L’esito del recente referendum sulla riforma dell’ordinamento giudiziario, con la sua chiara indicazione di voler preservare l’unità delle carriere magistratili, impone ora un’urgenza di riflessione e di intervento sul Codice di Procedura Penale.
Il Ministro della Giustizia, Carlo Nordio, lo ha sottolineato durante il Congresso Nazionale Forense, evidenziando come la preservazione di un giusto processo sia un imperativo imprescindibile, soprattutto alla luce delle mutate circostanze.
Il fulcro della questione risiede nel degrado progressivo del contraddittorio, pilastro fondamentale del processo equo e trasparente.
Non si tratta di una regressione recente, ma di un processo sedimentato attraverso una serie di modifiche legislative che, sommandosi, hanno alterato la sua essenza.
Queste modifiche, sebbene spesso motivate da intenti apparentemente positivi – come l’accelerazione dei tempi processuali o la maggiore efficienza – hanno in realtà eroso le garanzie procedurali, introducendo elementi di distorsione e favorendo una narrazione unilaterale dei fatti.
L’erosione del contraddittorio non è un mero tecnicismo giuridico; incide profondamente sul diritto alla difesa, sulla presunzione di innocenza e, in ultima analisi, sulla fiducia dei cittadini nei confronti della giustizia.

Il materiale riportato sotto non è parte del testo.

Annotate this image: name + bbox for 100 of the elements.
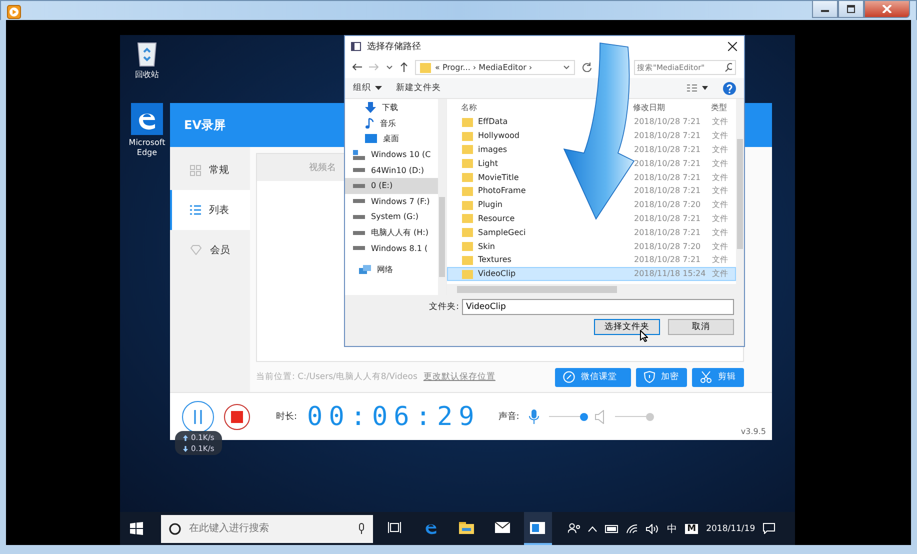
notification-icon[interactable] [763, 523, 775, 534]
folder-icon [462, 254, 473, 265]
refresh-icon[interactable] [582, 62, 592, 72]
file-type: 文件 [712, 116, 728, 128]
navigation-item[interactable]: 0 (E:) [345, 178, 438, 194]
scrollbar[interactable] [736, 99, 744, 295]
folder-row[interactable]: Resource 2018/10/28 7:21 文件 [447, 212, 736, 226]
folder-icon [462, 186, 473, 196]
navigation-item[interactable]: Windows 10 (C [345, 146, 438, 162]
column-header[interactable]: 名称 [461, 102, 633, 112]
file-type: 文件 [712, 130, 728, 142]
modified-date: 2018/10/28 7:21 [634, 255, 702, 264]
help-icon[interactable] [723, 82, 736, 94]
folder-row[interactable]: Textures 2018/10/28 7:21 文件 [447, 252, 736, 267]
view-options-icon[interactable] [687, 84, 709, 92]
navigation-item[interactable]: Windows 8.1 ( [345, 240, 438, 256]
input-method-indicator[interactable]: 中 [667, 522, 678, 536]
dropdown-caret-icon[interactable] [563, 64, 570, 70]
desktop-icon-label: Microsoft Edge [128, 138, 166, 158]
download-arrow-icon [183, 446, 188, 452]
microphone-icon [358, 523, 366, 534]
search-input[interactable]: 在此键入进行搜索 [186, 522, 352, 535]
column-header: 视频名 [309, 162, 336, 174]
drive-icon [353, 199, 365, 204]
navigation-item[interactable]: 64Win10 (D:) [345, 162, 438, 178]
folder-row[interactable]: VideoClip 2018/11/18 15:24 文件 [447, 266, 736, 281]
folder-name: Hollywood [478, 131, 520, 140]
sidebar-tab[interactable]: 列表 [170, 190, 250, 230]
maximize-button[interactable] [838, 1, 864, 18]
edge-shortcut-icon[interactable] [131, 103, 163, 135]
chevron-up-icon[interactable] [588, 526, 596, 532]
back-icon[interactable] [352, 63, 362, 71]
wifi-icon[interactable] [626, 524, 638, 534]
search-bar[interactable]: 在此键入进行搜索 [160, 514, 374, 542]
folder-row[interactable]: images 2018/10/28 7:21 文件 [447, 142, 736, 156]
folder-icon[interactable] [458, 522, 474, 534]
folder-row[interactable]: Skin 2018/10/28 7:20 文件 [447, 239, 736, 253]
volume-icon[interactable] [646, 524, 660, 534]
close-button[interactable] [864, 1, 910, 18]
modified-date: 2018/10/28 7:21 [634, 186, 702, 196]
folder-row[interactable]: PhotoFrame 2018/10/28 7:21 文件 [447, 184, 736, 198]
battery-icon[interactable] [604, 524, 618, 532]
navigation-item[interactable]: 音乐 [345, 116, 438, 132]
column-header[interactable]: 修改日期 [633, 102, 711, 112]
envelope-icon[interactable] [494, 522, 510, 533]
folder-row[interactable]: MovieTitle 2018/10/28 7:21 文件 [447, 170, 736, 184]
folder-name: Skin [478, 242, 496, 251]
file-type: 文件 [712, 226, 728, 238]
folder-row[interactable]: SampleGeci 2018/10/28 7:21 文件 [447, 225, 736, 240]
list-icon [190, 205, 201, 215]
folder-row[interactable]: Plugin 2018/10/28 7:20 文件 [447, 198, 736, 212]
drive-icon [353, 168, 365, 172]
folder-row[interactable]: Light 2018/10/28 7:21 文件 [447, 156, 736, 170]
up-icon[interactable] [400, 62, 408, 72]
dialog-button[interactable]: 取消 [668, 319, 734, 335]
navigation-item[interactable]: System (G:) [345, 209, 438, 225]
navigation-item[interactable]: 桌面 [345, 131, 438, 147]
pause-button[interactable] [182, 400, 214, 432]
input-mode-indicator[interactable]: M [685, 524, 698, 534]
clock-date[interactable]: 2018/11/19 [706, 524, 756, 534]
change-location-link[interactable]: 更改默认保存位置 [423, 371, 496, 384]
folder-name: VideoClip [478, 269, 516, 278]
new-folder-button[interactable]: 新建文件夹 [396, 82, 441, 94]
recorder-app-icon[interactable] [530, 522, 546, 534]
navigation-item[interactable]: 网络 [345, 262, 438, 278]
modified-date: 2018/10/28 7:21 [634, 228, 702, 237]
navigation-item[interactable]: Windows 7 (F:) [345, 194, 438, 210]
caret-icon [375, 86, 382, 90]
people-icon[interactable] [568, 523, 580, 534]
organize-menu[interactable]: 组织 [353, 82, 382, 94]
folder-icon [462, 241, 473, 252]
column-header[interactable]: 类型 [711, 102, 727, 112]
navigation-item[interactable]: 下载 [345, 100, 438, 116]
file-type: 文件 [712, 172, 728, 183]
navigation-item[interactable]: 电脑人人有 (H:) [345, 224, 438, 240]
modified-date: 2018/10/28 7:21 [634, 214, 702, 223]
folder-icon [462, 200, 473, 210]
folder-name-field[interactable]: VideoClip [462, 299, 734, 315]
save-location-text: 当前位置: C:/Users/电脑人人有8/Videos [256, 371, 418, 384]
folder-row[interactable]: Hollywood 2018/10/28 7:21 文件 [447, 128, 736, 143]
drive-icon [353, 246, 365, 250]
recording-timer: 00:06:29 [307, 402, 480, 432]
stop-button[interactable] [224, 404, 250, 430]
upload-arrow-icon [183, 434, 188, 440]
address-bar[interactable]: « Progr... › MediaEditor › [415, 60, 575, 74]
dialog-title: 选择存储路径 [367, 40, 421, 52]
folder-name: PhotoFrame [478, 186, 526, 196]
task-view-icon[interactable] [388, 522, 402, 533]
folder-row[interactable]: EffData 2018/10/28 7:21 文件 [447, 115, 736, 129]
folder-icon [462, 130, 473, 141]
maximize-icon [846, 5, 856, 13]
dialog-button[interactable]: 选择文件夹 [594, 319, 660, 335]
folder-name: Textures [478, 255, 512, 264]
scrollbar[interactable] [438, 99, 446, 295]
microphone-icon[interactable] [529, 409, 540, 424]
start-icon[interactable] [130, 522, 143, 535]
folder-icon [462, 227, 473, 238]
modified-date: 2018/10/28 7:20 [634, 200, 702, 210]
minimize-button[interactable] [812, 1, 838, 18]
recent-dropdown-icon[interactable] [386, 64, 393, 70]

Il rischio concreto è quello di assistere al ritorno a un modello processuale incentrato prevalentemente sulla documentazione scritta, dove le argomentazioni delle parti vengono filtrate attraverso una lente interpretativa che ne limita la piena espressione.
Non si può negare, in questo scenario, l’eco di modelli processuali storici, sebbene l’iperbole di paragonarli ai tempi dell’Inquisizione possa risultare eccessiva, rimane però significativa l’analogia con una procedura opaca e priva di un’effettiva dialettica tra le parti.
La separazione delle carriere, come espressamente voluta dal voto popolare, introduce una nuova complessità e un’opportunità.
La revisione del Codice di Procedura Penale deve quindi mirare a ripristinare la centralità del contraddittorio, non come un mero formalismo da espletare, ma come un vero e proprio confronto dialettico tra le parti, con la piena partecipazione del giudice, garante dell’imparzialità e della correttezza del processo.
Questo intervento non si limita a una mera rimodulazione di articoli specifici; richiede una revisione concettuale del ruolo del giudice, della funzione delle prove e del peso delle argomentazioni.
Si tratta di recuperare un modello processuale che valorizzi l’oralità, che promuova la trasparenza e che assicuri a ogni parte la possibilità di far valere le proprie ragioni in condizioni di parità.
Solo così sarà possibile evitare che la giustizia, un pilastro fondamentale dello Stato democratico, si trasformi in un meccanismo autoreferenziale e privo di credibilità.
La sfida, ora, è quella di tradurre questa consapevolezza in azioni concrete, consapevoli che la riforma del processo penale è un investimento a lungo termine per la tutela dei diritti e la salvaguardia della legalità.